Let me give some examples, I hope you do not recognize any of them, but if you do, do not believe you are alone in doing so.
It is not at all uncommon that operations and maintenance shutdown schedules are wide open until the morning of the shut down. So the following can be a common phenomenon:
A shutdown of an area is preliminary estimated to require ten hours, if all necessary work is to be completed. First step to save money is to cut the shutdown to eight hours, so some work must be postponed, because to bring in more contractors to complete all work will cost too much visible money. “Perhaps we can run the three rotary steam joints until next shutdown, they do not yet leak. We know that the carbon rings in these joints only have about 1/8” thickness left but we take the risk” is one suggestion, so these jobs are cancelled along with some other work deemed as not urgently needed. During the shut down the operations manager added three jobs that had been forgotten and was therefore not put on the maintenance schedule before the shut down. This delayed the start up by three hours. The coupling for one dryer section drive was to be replaced.

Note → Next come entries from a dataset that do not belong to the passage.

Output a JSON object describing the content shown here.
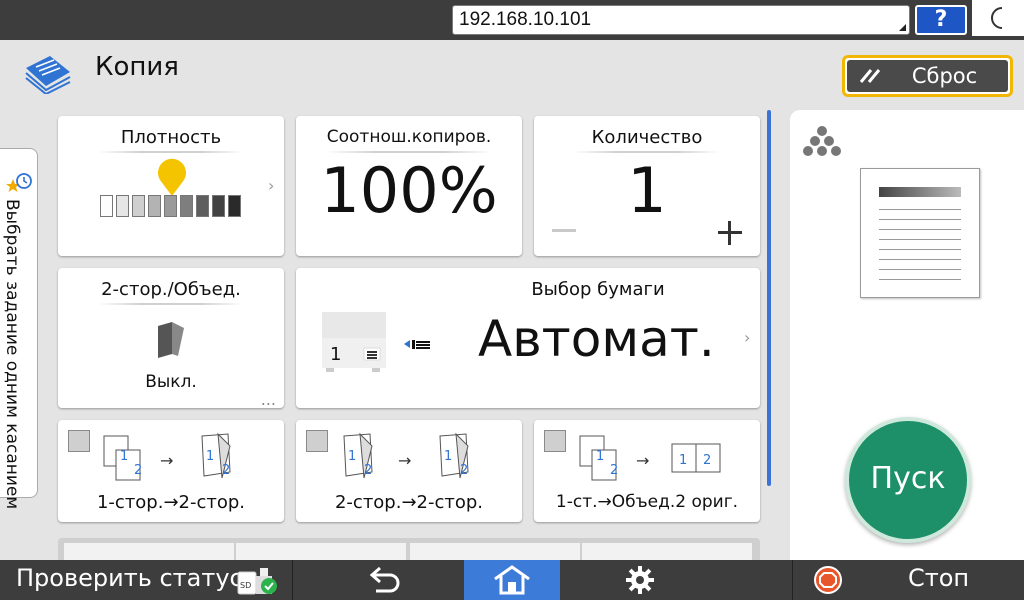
{
  "topbar": {
    "ip_address": "192.168.10.101",
    "help_label": "?",
    "help_icon": "question-icon",
    "night_icon": "moon-icon"
  },
  "header": {
    "app_title": "Копия",
    "app_icon": "copy-document-icon",
    "reset_label": "Сброс",
    "reset_icon": "double-slash-icon"
  },
  "side_tab": {
    "label": "Выбрать задание одним касанием",
    "icon": "star-clock-icon"
  },
  "tiles": {
    "density": {
      "title": "Плотность",
      "level_fraction": 0.5,
      "steps": 9
    },
    "ratio": {
      "title": "Соотнош.копиров.",
      "value": "100%"
    },
    "quantity": {
      "title": "Количество",
      "value": "1",
      "minus": "−",
      "plus": "+"
    },
    "duplex": {
      "title": "2-стор./Объед.",
      "value": "Выкл.",
      "more": "..."
    },
    "paper": {
      "title": "Выбор бумаги",
      "value": "Автомат.",
      "tray_number": "1"
    }
  },
  "duplex_presets": [
    {
      "label": "1-стор.→2-стор.",
      "from": "1 2",
      "to": "1 2"
    },
    {
      "label": "2-стор.→2-стор.",
      "from": "1 2",
      "to": "1 2"
    },
    {
      "label": "1-ст.→Объед.2 ориг.",
      "from": "1 2",
      "to_left": "1",
      "to_right": "2"
    }
  ],
  "preview": {
    "color_icon": "toner-dots-icon",
    "start_label": "Пуск"
  },
  "statusbar": {
    "check_status": "Проверить статус",
    "sd_icon": "sd-card-check-icon",
    "back_icon": "back-arrow-icon",
    "home_icon": "home-icon",
    "settings_icon": "gear-icon",
    "stop_icon": "stop-icon",
    "stop_label": "Стоп"
  },
  "colors": {
    "topbar": "#3d3d3d",
    "accent_blue": "#3d7bd9",
    "start_green": "#1d8f69",
    "reset_border": "#f2b705",
    "density_marker": "#f5c400"
  }
}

After pulling the coupling off the shaft it was discovered that the coupling was not requested from the store and when it was found it was not prepared to the right shaft diameter, nor did the key way fit. This was one of the last jobs, so no time was given to prepare coupling properly. The old coupling was put back and welded together to be fixed right later.
At start up the steam system was started too fast resulting in a lot of water hammer in pipe systems. A consequence was that two of the three carbon rings in the rotary steam joints cracked and the joints started to leak. They could be shut off but this would result in a 10% slowdown of production speed. Also the cost of repairing the joints went up by 10 times because of the damaged seal surfaces. The coupling lasted through the startup, but was forgotten and three months and three shutdowns later, the bearings in both motor and gearbox failed. The welded coupling was too stiff and also misaligned. This caused six hours of unscheduled lost production and additional maintenance costs.

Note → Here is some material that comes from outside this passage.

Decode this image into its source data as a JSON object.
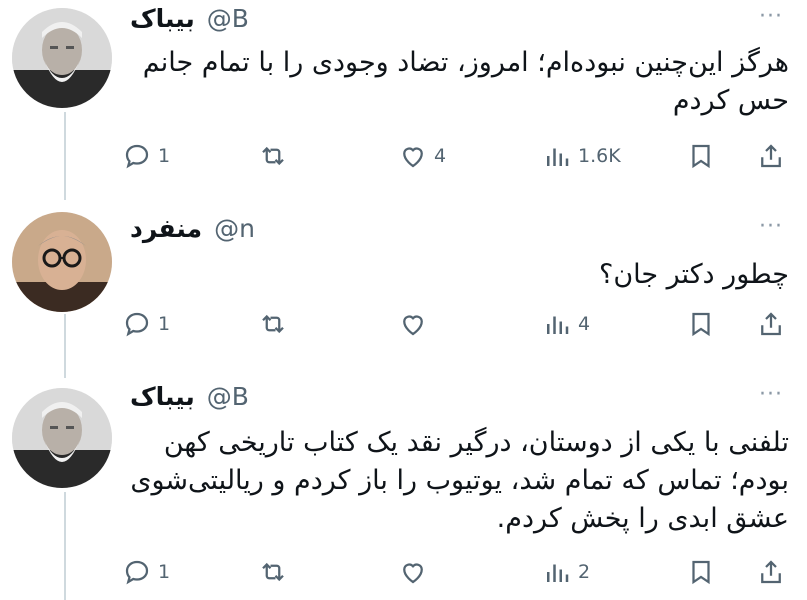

The root of the above examples of waste is poor disciplines in prioritization of work, lack of closing time for shut down schedules, too easy to add on a job even during a shut down, lack of planning of work etc. But it has always been this way in this organization so the waste is known and accepted.
The fix to the problem will take time, because it includes a cultural change. “Right now we have to save what we can in the short term so we do not have time to deal with this now, and on top of that it will cost money to improve our work system” is a common saying in this organization.

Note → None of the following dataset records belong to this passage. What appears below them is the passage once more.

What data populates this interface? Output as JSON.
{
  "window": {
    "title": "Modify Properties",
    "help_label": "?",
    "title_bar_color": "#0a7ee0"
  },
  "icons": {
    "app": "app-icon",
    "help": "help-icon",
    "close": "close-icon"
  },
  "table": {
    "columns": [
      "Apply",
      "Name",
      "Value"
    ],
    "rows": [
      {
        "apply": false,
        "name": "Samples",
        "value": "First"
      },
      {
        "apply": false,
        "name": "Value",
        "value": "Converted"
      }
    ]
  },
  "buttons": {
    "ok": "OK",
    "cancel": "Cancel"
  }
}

The time and cost to improve is visible cost, the existing waste is embedded in the work system and invisible.
So instead of improving long term and saving long term waste, the visible short term cost saving initiatives takes over. For example: Cancellation of training programs, reduction of number of planners and supervisors, postponing needed maintenance work, reduction of lubricators and handing this important task to operators without training etc. It is understandable that costs must be reduced, this is needed to survive, but the industry can no longer count on the next big upswing to afford the cost of short term saving initiatives. So in this new market mills must take long term improvement initiatives. The short term savings will often worsen the situation within a three to five years perspective. A long term cultural change initiative will improve performance substantially in three to five years.